Слезы потекли по моим щекам. Вдруг полуоткрылась дверь из столовой, на пороге появился силуэт девочки. Это была Люся. Она неплотно прикрыла дверь, тихими шажками, на носках, подошла к моей кровати и присела на кончик стула. Я молчал и следил из-под полуприкрытых век за каждым ее движением. Люся посидела с минуту, потом положила свою руку на мою, лежавшую поверх одеяла. Я молчал, пораженный этой неожиданной лаской.
– Ты не спишь, Сережа, – сказала она, – почему же ты молчишь?
Я тихонько приподнял голову, чтобы не спугнуть этого легкого, как крылья бабочки, прикосновения ее нежной руки.
– Не сплю, Люся.
Девочка отняла руку, положила ее к себе на коленку. Я сел на кровати, вглядывался в Люсю, не различая лица, глаз. Только силуэт головки рисовался на фоне слабого света керосиновой лампы, проступавшего сюда из столовой через неплотно прикрытую дверь.
Мне хотелось многое сказать этой девочке, но язык не повиновался. Да и трудно было мне в ту минуту. Она понимала мое душевное состояние.
– Тебе тяжело, – промолвила она. – Случись то же с моим папой, – она перевела дух, – я бы сошла с ума. Видно, утешать в чужом горе легче. Как ты думаешь?
Меня успокаивали ее слова, так не детски выраженные. Мне становилось легче от ее сердечного внимания. Я дал себе слово никогда не забывать ее искреннего порыва.
– Если хочешь, Сережа, – продолжала она, – я всегда буду помнить о тебе. Только прошу тебя, никому не рассказывай, особенно этим ужасным хулиганам – Виктору и Павлу…
Я кивнул головой, ее слова почему-то не вызвали во мне возмущения. Я думал: «Хорошо, что Люся пришла в темноте»; Глаза мои были заплаканы. Мне не хотелось, чтобы девочка ушла.
В соседней комнате зажгли вторую лампу, в нашей детской комнате стало светлее. На своей кроватке, повернувшись к стене, спал Коля. Кровать Илюши не была разобрана. Он помогал матери.

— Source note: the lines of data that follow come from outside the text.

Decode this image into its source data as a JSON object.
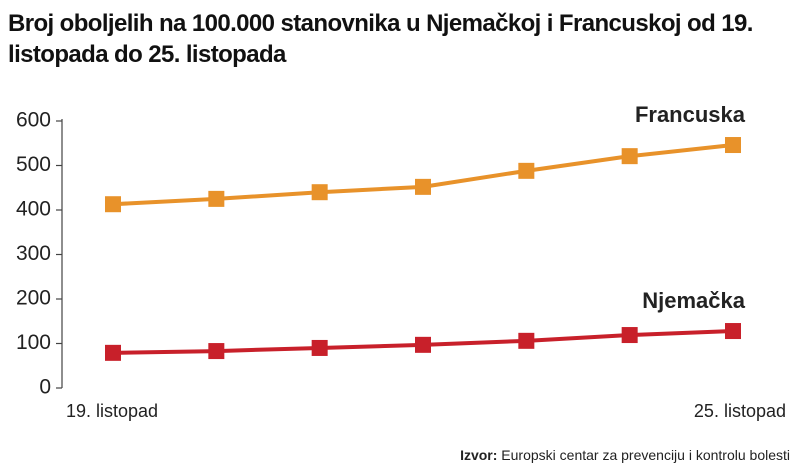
{
  "chart_data": {
    "type": "line",
    "title": "Broj oboljelih na 100.000 stanovnika u Njemačkoj i Francuskoj od 19. listopada do 25. listopada",
    "categories": [
      "19. listopad",
      null,
      null,
      null,
      null,
      null,
      "25. listopad"
    ],
    "series": [
      {
        "name": "Francuska",
        "color": "#e8922a",
        "values": [
          413,
          425,
          440,
          452,
          488,
          521,
          546
        ]
      },
      {
        "name": "Njemačka",
        "color": "#c8202a",
        "values": [
          79,
          83,
          90,
          97,
          106,
          119,
          128
        ]
      }
    ],
    "ylim": [
      0,
      600
    ],
    "yticks": [
      0,
      100,
      200,
      300,
      400,
      500,
      600
    ],
    "grid": false,
    "source_label": "Izvor:",
    "source": "Europski centar za prevenciju i kontrolu bolesti"
  }
}
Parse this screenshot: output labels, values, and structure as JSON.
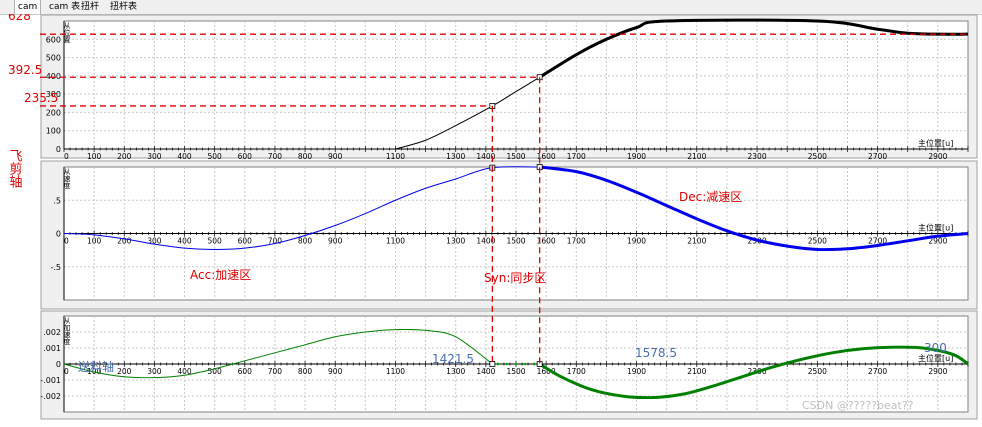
{
  "tabs": [
    {
      "label": "cam",
      "active": true
    },
    {
      "label": "cam 表",
      "active": false
    },
    {
      "label": "扭杆",
      "active": false
    },
    {
      "label": "扭杆表",
      "active": false
    }
  ],
  "colors": {
    "panel_bg": "#f0f0f0",
    "plot_bg": "#ffffff",
    "grid": "#c8c8c8",
    "position_curve": "#000000",
    "velocity_curve": "#0000ee",
    "acceleration_curve": "#008000",
    "annotation": "#e00000",
    "annotation_blue": "#4a6fb5",
    "marker_fill": "#ffffff",
    "green_marker": "#00aa00"
  },
  "annotations": {
    "left_axis_label": "飞剪轴",
    "top_value_628": "628",
    "top_value_392_5": "392.5",
    "top_value_235_5": "235.5",
    "acc_label": "Acc:加速区",
    "syn_label": "Syn:同步区",
    "dec_label": "Dec:减速区",
    "x_1421_5": "1421.5",
    "x_1578_5": "1578.5",
    "x_300": "300",
    "feed_axis": "送料轴",
    "watermark": "CSDN @?????beat??"
  },
  "chart_data": [
    {
      "type": "line",
      "name": "position",
      "ylabel": "从位置",
      "xlabel": "主位置[u]",
      "xlim": [
        0,
        3000
      ],
      "ylim": [
        0,
        700
      ],
      "x_ticks": [
        0,
        100,
        200,
        300,
        400,
        500,
        600,
        700,
        800,
        900,
        1100,
        1300,
        1400,
        1500,
        1600,
        1700,
        1900,
        2100,
        2300,
        2500,
        2700,
        2900
      ],
      "y_ticks": [
        0,
        100,
        200,
        300,
        400,
        500,
        600
      ],
      "series": [
        {
          "style": "thin",
          "points": [
            [
              1100,
              0
            ],
            [
              1200,
              48
            ],
            [
              1300,
              128
            ],
            [
              1421.5,
              235.5
            ],
            [
              1500,
              314
            ],
            [
              1578.5,
              392.5
            ]
          ]
        },
        {
          "style": "thick",
          "points": [
            [
              1578.5,
              392.5
            ],
            [
              1700,
              516
            ],
            [
              1800,
              600
            ],
            [
              1900,
              664
            ],
            [
              2000,
              700
            ],
            [
              2500,
              700
            ],
            [
              2700,
              655
            ],
            [
              2800,
              633
            ],
            [
              2900,
              628
            ],
            [
              3000,
              628
            ]
          ]
        }
      ],
      "markers": [
        [
          1421.5,
          235.5
        ],
        [
          1578.5,
          392.5
        ]
      ],
      "reference_lines": [
        {
          "y": 628,
          "x_end": 3000
        },
        {
          "y": 392.5,
          "x_end": 1578.5
        },
        {
          "y": 235.5,
          "x_end": 1421.5
        }
      ]
    },
    {
      "type": "line",
      "name": "velocity",
      "ylabel": "从速度",
      "xlabel": "主位置[u]",
      "xlim": [
        0,
        3000
      ],
      "ylim": [
        -1.0,
        1.0
      ],
      "x_ticks": [
        0,
        100,
        200,
        300,
        400,
        500,
        600,
        700,
        800,
        900,
        1100,
        1300,
        1400,
        1500,
        1600,
        1700,
        1900,
        2100,
        2300,
        2500,
        2700,
        2900
      ],
      "y_ticks": [
        -0.5,
        0,
        0.5
      ],
      "series": [
        {
          "style": "thin",
          "points": [
            [
              0,
              0
            ],
            [
              100,
              -0.02
            ],
            [
              200,
              -0.08
            ],
            [
              300,
              -0.16
            ],
            [
              400,
              -0.22
            ],
            [
              500,
              -0.24
            ],
            [
              600,
              -0.22
            ],
            [
              700,
              -0.15
            ],
            [
              800,
              -0.03
            ],
            [
              900,
              0.12
            ],
            [
              1000,
              0.3
            ],
            [
              1100,
              0.5
            ],
            [
              1200,
              0.68
            ],
            [
              1300,
              0.82
            ],
            [
              1421.5,
              0.99
            ],
            [
              1578.5,
              1.0
            ]
          ]
        },
        {
          "style": "thick",
          "points": [
            [
              1578.5,
              1.0
            ],
            [
              1700,
              0.93
            ],
            [
              1800,
              0.8
            ],
            [
              1900,
              0.62
            ],
            [
              2000,
              0.42
            ],
            [
              2100,
              0.22
            ],
            [
              2200,
              0.04
            ],
            [
              2300,
              -0.1
            ],
            [
              2400,
              -0.19
            ],
            [
              2500,
              -0.24
            ],
            [
              2600,
              -0.23
            ],
            [
              2700,
              -0.18
            ],
            [
              2800,
              -0.11
            ],
            [
              2900,
              -0.04
            ],
            [
              3000,
              0
            ]
          ]
        }
      ],
      "markers": [
        [
          1421.5,
          0.99
        ],
        [
          1578.5,
          1.0
        ]
      ]
    },
    {
      "type": "line",
      "name": "acceleration",
      "ylabel": "从加速度",
      "xlabel": "主位置[u]",
      "xlim": [
        0,
        3000
      ],
      "ylim": [
        -0.003,
        0.003
      ],
      "x_ticks": [
        0,
        100,
        200,
        300,
        400,
        500,
        600,
        700,
        800,
        900,
        1100,
        1300,
        1400,
        1500,
        1600,
        1700,
        1900,
        2100,
        2300,
        2500,
        2700,
        2900
      ],
      "y_ticks": [
        -0.002,
        -0.001,
        0,
        0.001,
        0.002
      ],
      "series": [
        {
          "style": "thin",
          "points": [
            [
              0,
              0
            ],
            [
              100,
              -0.0005
            ],
            [
              200,
              -0.0008
            ],
            [
              300,
              -0.00085
            ],
            [
              400,
              -0.0007
            ],
            [
              500,
              -0.0003
            ],
            [
              600,
              0.0002
            ],
            [
              700,
              0.0007
            ],
            [
              800,
              0.0012
            ],
            [
              900,
              0.0017
            ],
            [
              1000,
              0.002
            ],
            [
              1100,
              0.00215
            ],
            [
              1200,
              0.0021
            ],
            [
              1300,
              0.0017
            ],
            [
              1421.5,
              0
            ]
          ]
        },
        {
          "style": "thick",
          "points": [
            [
              1578.5,
              0
            ],
            [
              1650,
              -0.0008
            ],
            [
              1750,
              -0.0016
            ],
            [
              1850,
              -0.002
            ],
            [
              1950,
              -0.0021
            ],
            [
              2050,
              -0.0019
            ],
            [
              2150,
              -0.0014
            ],
            [
              2250,
              -0.0008
            ],
            [
              2350,
              -0.0002
            ],
            [
              2450,
              0.0003
            ],
            [
              2550,
              0.0007
            ],
            [
              2650,
              0.00095
            ],
            [
              2750,
              0.00105
            ],
            [
              2850,
              0.001
            ],
            [
              2950,
              0.0006
            ],
            [
              3000,
              0
            ]
          ]
        }
      ],
      "markers": [
        [
          1421.5,
          0
        ],
        [
          1578.5,
          0
        ]
      ]
    }
  ]
}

Я услышал, что кто-то вошел в спальню. По голосам я узнал: пришли секретарь партийной ячейки, чрезвычайно деловой и несколько суматошный человек, и председатель станичного совета. Это был басовитый мужчина, коммунист, бывший партизан, вдоль и поперек иссеченный белогвардейскими шашками.
Лампа разгорелась. Теперь я хорошо видел Люсю. Она отодвинулась и, прихватив концы шелкового материнского платка, наброшенного на плечи, рассматривала висевшую на стене апликацию по басне Крылова.
Руками моей мамы был вышит журавль; он клевал красным клювом синюю тарелку, а лиса сидела на задних лапках и следила за гостем. Она почему-то напоминала Пашу Фесенко: у него были такие же жуликоватые глаза.